Hi @moroa, it’s been a while since I’ve used regex but I’ll try to help you as best I can.
Looking at your pattern vs the one provided by DQ, we can see that the main difference is in our capture group: in other words, should we include \b in the capture group or not?
I did a bit of research and discovered that \1 refers to the matched text, not a regex! (resource)Therefore, your pattern will find “extra” matches like: Google's self driving... because the s after the apostrophe matches the group (\b\w+\b) and then \1 matches on the s in self because the \1 no longer cares about word boundaries…it only cares about the text that matched in the group (namely s).
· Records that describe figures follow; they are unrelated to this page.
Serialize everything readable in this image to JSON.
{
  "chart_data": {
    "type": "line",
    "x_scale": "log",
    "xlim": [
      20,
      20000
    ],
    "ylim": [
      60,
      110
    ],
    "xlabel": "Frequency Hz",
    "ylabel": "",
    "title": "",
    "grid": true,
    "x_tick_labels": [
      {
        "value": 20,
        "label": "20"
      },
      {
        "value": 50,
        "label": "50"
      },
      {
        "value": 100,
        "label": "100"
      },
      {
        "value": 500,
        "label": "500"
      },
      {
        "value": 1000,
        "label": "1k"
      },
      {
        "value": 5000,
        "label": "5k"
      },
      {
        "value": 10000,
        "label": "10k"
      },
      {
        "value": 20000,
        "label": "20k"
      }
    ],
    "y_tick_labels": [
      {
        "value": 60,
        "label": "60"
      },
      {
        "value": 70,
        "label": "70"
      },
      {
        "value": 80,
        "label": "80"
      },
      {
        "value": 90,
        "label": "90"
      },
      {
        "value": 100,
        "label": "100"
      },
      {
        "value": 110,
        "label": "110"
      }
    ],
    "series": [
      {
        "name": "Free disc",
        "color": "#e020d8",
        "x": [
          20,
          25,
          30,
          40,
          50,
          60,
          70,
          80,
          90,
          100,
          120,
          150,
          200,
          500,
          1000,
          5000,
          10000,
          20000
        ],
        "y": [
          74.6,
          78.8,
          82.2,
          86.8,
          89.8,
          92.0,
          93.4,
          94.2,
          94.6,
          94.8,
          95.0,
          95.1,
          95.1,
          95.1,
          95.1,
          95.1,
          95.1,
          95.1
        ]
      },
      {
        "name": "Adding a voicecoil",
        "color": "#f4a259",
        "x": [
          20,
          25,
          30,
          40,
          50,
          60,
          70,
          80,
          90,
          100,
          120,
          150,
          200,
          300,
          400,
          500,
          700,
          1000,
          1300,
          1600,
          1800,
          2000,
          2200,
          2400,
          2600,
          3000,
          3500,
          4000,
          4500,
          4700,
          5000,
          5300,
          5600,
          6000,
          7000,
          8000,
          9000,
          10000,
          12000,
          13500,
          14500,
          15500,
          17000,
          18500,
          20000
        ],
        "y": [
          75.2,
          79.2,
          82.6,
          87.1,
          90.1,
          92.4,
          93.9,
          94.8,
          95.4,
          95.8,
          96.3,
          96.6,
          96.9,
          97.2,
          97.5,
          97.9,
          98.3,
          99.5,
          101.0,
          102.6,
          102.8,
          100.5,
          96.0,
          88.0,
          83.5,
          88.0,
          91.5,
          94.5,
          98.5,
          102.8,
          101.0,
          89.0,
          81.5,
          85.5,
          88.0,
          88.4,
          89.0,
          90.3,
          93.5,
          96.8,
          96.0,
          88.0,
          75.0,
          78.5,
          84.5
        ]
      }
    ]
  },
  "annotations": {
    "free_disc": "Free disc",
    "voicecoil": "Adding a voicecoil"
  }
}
Here are some other things it will find but shouldn’t:
1. No end in sight as repair work on California's sinking land costs billions
2. Niantic (Pokemon Go) appears to be hosting the entire world on one server
3. Salesforce lost 3.5 hours of customer data in instance NA14
4. The Theory of Concatenative Combinators
5. Performance Improvements in C Code Using Micro-Optimizations
Reasoning:
this is similar to my example above: the 's followed by a word that starts with s
capture group matches on on and \1 matches on first two characters of one
capture group matches on in and \1 matches on first two characters of instance
capture group matches on The and \1 matches on first three characters of Theory
capture group matches on C and \1 matches on first character of Code
The reason the DQ solution produces the desired results is because that second \b after the reference to \1 ensures we get matches on whole words and not partial ones like we see above.
Regex takes a lot of practice and I’m sorry to say that I have only scratched the surface myself. I find using sites like regexr help a lot for visualizing and breaking down what’s happening and why I get the results that I do.
Hope this helps and that I haven’t led you astray!